Gestorben: 14.09.1866 in Ratibor/Schlesien (Grab: Friedhof Ratibor).
Religion: protestantisch (Taufe: 30.06.1821).
Vater: Nathan (Carl Theodor Nathanael) Mendelssohn (1781-1852).
Mutter: Henriette Itzig/Hitzig (1781-1845).
Geschwister: Ernst Carl Hugo (1811-vor 1818), Arnold Maximilian Albrecht (1817-1854), Ottilie Ernestine Franziska (1819-1848, verheiratet mit dem Mathematiker Ernst Eduard Kummer) und sechs weitere, früh gestorbene Geschwister.
Heirat: am 12.12.1854 in St. Jacobi, Berlin, mit Louise Aimée Cauer (1826-1894), Tochter des Pädagogen Jacob Ludwig Cauer (1792-1834) und der Marianne Louise Itzig (1794-1869).
Kinder: Arnold Ludwig (1855-1933), Bertha (1857-1901), Ottilie (1858-1929), Marie (1860-1937), Louise (1863-1923).
Von Ilse Rabien.
Die Kindheit verbrachte August Joseph Elias Wilhelm Mendelssohn bis 1828/1829
in Bad Reinerz/Schlesien, besuchte später das Gymnasium in Glatz und von 1834-1836 in
Liegnitz, wo sein späterer Schwager Kummer Lehrer war. Nach dem Abschluß der
Schulbildung in Berlin absolvierte er dort vom 11. April bis zum 1. Dezember 1840 in der
Eisengießerei Freund eine Formerlehre. Anschließend diente er als Freiwilliger
für ein Jahr in einer Pionier-Compagnie und wurde am 1. Dezember 1841 zur Reserve
beurlaubt.
Bis Anfang 1845 arbeitete Wilhelm Mendelssohn als Werkführer in einer Fabrik in Breslau.
Anschließend kehrte er nach Berlin zurück, wo er wahrscheinlich eine eigene Werkstatt
gründete. Aus seinen Pässen geht hervor, daß er zu seiner weiteren Ausbildung
als Maschinenbauer viel reiste. Er nannte sich selbst einen "Weltwanderer" und
hielt sich zwischen 1847 und 1853 wiederholt in England, Frankreich, Belgien und Österreich
auf. Im November 1847 unterbrach er seine Auslandsaufenthalte, fuhr nach Köln und
unterstützte dort seinen Bruder, den Arzt Arnold Mendelssohn,
im Prozeß um die
Kassettenaffäre.
Im August 1854 nahm Wilhelm Mendelssohn eine Stellung als Eisenbahnmaschinenmeister der
Wilhelmsbahn und Vorstand des Grenzbahnhofs Ratibor/Schlesien an. Wie aus zahlreichen Briefen
hervorgeht, wurde er von seinen Untergebenen sehr geschätzt.
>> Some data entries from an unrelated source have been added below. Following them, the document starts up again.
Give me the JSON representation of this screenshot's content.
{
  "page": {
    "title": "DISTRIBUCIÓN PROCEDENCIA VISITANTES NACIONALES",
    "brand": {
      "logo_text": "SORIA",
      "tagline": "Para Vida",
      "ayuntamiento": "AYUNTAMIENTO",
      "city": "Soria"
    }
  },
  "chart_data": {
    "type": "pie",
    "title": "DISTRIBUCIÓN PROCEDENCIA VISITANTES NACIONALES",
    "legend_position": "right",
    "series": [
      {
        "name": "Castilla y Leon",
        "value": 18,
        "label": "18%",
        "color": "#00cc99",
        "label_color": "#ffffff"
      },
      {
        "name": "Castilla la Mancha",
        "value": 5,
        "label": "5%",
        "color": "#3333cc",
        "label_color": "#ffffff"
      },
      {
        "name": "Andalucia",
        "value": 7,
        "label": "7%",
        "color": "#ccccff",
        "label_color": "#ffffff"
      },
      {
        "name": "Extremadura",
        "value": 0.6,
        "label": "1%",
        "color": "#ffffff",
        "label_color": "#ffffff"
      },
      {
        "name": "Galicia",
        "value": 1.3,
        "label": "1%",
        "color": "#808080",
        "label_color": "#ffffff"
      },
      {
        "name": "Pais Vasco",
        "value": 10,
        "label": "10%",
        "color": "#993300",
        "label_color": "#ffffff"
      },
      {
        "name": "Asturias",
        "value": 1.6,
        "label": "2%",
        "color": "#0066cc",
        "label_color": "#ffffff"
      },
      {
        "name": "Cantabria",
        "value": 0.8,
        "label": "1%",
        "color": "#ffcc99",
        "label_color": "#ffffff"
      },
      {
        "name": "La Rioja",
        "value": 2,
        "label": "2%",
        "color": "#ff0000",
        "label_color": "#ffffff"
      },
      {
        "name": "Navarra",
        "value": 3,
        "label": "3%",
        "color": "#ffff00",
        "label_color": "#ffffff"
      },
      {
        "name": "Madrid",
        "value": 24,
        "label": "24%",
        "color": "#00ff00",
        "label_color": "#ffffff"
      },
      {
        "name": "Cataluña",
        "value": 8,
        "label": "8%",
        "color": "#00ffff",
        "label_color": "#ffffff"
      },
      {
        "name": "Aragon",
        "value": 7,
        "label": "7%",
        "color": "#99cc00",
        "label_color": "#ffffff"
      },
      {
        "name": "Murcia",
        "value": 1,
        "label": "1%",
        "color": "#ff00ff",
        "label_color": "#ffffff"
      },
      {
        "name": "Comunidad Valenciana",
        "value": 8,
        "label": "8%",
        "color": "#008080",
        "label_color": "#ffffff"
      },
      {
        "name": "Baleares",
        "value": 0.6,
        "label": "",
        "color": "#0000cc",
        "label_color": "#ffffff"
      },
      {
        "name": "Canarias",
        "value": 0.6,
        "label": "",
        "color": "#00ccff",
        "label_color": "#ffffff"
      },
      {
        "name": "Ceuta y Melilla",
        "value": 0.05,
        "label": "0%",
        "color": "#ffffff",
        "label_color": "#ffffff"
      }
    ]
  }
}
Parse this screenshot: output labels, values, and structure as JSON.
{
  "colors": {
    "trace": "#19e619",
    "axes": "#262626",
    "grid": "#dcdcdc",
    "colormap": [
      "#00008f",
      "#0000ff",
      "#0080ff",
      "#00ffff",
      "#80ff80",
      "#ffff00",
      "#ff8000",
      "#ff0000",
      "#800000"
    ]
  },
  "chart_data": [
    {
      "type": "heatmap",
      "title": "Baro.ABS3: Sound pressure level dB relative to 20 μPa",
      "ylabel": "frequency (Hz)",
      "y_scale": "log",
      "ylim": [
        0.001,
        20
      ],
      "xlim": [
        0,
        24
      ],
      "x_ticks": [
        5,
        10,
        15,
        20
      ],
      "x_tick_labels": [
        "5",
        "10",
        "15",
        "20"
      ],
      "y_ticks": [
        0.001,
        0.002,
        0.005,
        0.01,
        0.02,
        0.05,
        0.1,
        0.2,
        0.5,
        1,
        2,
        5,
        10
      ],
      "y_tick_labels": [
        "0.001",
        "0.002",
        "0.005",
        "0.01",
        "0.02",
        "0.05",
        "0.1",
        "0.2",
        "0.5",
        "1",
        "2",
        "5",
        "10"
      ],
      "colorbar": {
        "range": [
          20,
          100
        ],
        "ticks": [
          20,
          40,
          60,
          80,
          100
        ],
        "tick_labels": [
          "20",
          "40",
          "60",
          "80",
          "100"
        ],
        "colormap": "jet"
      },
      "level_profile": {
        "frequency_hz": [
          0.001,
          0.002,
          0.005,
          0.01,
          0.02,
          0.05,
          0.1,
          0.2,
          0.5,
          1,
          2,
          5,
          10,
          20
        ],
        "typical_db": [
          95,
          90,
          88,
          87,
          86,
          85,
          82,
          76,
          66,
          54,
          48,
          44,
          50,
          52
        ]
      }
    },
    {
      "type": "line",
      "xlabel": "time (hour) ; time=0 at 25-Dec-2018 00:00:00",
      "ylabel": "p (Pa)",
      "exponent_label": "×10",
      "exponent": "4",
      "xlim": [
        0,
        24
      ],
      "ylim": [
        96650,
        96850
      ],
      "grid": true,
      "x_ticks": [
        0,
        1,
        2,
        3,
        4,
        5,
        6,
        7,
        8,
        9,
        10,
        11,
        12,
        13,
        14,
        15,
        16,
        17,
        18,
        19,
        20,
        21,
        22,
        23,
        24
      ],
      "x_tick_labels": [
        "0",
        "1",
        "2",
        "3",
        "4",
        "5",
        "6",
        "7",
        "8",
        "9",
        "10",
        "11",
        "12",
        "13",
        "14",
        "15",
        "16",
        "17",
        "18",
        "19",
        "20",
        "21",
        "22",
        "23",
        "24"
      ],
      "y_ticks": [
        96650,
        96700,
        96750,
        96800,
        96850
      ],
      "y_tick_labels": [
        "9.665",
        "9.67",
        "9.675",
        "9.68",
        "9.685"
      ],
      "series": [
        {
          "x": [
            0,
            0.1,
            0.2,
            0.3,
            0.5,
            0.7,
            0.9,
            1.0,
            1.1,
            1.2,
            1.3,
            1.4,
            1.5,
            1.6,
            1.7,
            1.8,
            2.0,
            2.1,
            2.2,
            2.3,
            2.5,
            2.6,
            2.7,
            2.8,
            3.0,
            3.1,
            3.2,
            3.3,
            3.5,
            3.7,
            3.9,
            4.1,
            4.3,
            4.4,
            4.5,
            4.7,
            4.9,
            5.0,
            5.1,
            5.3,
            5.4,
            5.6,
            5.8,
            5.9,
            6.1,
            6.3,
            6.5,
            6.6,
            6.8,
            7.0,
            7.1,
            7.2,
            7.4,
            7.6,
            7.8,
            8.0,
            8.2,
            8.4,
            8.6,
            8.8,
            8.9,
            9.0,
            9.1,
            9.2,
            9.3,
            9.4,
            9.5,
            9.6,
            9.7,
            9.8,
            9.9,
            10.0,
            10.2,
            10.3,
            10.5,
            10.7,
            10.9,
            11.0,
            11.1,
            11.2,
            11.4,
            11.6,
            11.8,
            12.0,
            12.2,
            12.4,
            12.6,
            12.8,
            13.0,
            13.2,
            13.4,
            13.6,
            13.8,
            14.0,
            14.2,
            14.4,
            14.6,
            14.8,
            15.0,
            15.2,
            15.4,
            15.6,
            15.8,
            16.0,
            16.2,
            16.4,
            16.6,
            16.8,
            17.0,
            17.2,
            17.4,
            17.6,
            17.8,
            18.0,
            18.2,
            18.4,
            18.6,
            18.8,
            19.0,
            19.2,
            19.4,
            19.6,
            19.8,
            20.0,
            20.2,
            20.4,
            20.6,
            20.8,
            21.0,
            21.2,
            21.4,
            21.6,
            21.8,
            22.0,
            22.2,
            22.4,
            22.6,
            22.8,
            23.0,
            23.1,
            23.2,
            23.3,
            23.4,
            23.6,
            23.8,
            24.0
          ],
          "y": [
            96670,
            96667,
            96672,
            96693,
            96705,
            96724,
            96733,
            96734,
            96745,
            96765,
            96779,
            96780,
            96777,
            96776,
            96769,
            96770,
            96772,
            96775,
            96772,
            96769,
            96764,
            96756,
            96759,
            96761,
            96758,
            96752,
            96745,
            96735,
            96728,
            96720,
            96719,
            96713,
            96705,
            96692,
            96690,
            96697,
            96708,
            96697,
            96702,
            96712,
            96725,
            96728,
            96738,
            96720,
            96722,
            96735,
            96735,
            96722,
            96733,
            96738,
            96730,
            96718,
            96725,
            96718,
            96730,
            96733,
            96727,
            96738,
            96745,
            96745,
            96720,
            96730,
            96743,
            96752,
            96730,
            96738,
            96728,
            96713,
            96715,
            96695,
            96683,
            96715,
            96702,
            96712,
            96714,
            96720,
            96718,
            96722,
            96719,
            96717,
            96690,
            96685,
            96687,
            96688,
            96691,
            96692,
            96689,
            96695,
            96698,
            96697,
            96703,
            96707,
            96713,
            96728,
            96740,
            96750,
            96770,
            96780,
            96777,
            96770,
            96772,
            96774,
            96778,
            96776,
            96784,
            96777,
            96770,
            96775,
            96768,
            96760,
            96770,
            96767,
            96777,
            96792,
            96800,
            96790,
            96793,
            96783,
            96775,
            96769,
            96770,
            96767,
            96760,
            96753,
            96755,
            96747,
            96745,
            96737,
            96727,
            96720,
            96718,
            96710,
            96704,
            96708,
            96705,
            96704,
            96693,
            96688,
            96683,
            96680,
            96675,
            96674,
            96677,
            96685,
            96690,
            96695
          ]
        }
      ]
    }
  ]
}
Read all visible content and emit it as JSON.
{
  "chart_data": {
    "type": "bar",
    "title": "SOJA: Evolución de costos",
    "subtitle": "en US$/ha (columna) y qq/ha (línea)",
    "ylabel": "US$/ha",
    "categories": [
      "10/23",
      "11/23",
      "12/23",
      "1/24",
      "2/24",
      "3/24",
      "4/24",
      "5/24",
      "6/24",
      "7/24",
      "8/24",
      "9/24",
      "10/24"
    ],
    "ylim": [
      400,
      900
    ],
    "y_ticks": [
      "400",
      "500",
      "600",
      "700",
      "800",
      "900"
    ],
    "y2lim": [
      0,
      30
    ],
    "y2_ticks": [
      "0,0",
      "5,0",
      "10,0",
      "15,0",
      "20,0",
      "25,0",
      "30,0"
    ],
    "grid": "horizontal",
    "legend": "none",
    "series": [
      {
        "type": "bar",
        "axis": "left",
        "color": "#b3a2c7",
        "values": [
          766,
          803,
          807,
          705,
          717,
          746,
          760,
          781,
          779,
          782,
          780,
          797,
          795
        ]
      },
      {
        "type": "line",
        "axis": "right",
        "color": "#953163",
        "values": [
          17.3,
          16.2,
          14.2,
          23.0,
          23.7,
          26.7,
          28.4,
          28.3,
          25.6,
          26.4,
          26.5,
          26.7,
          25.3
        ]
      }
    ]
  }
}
Im Sommer 1866 brachte Mendelssohn seine Familie, mit der er sehr glücklich lebte,
nach Potsdam, da durch die Ereignisse des preußisch-österreichischen Krieges die Gefahr
bestand, daß an der vielbefahrenen und für Kriegstransporte benutzten
Eisenbahnstrecke die Cholera ausbrechen könnte. Nach Kriegsende holte er seine Familie
zurück nach Ratibor. Dort meldete er sich kurze Zeit später als freiwilliger Pfleger
in einem Choleralazarett, steckte sich an und starb binnen dreier Tage an der Cholera.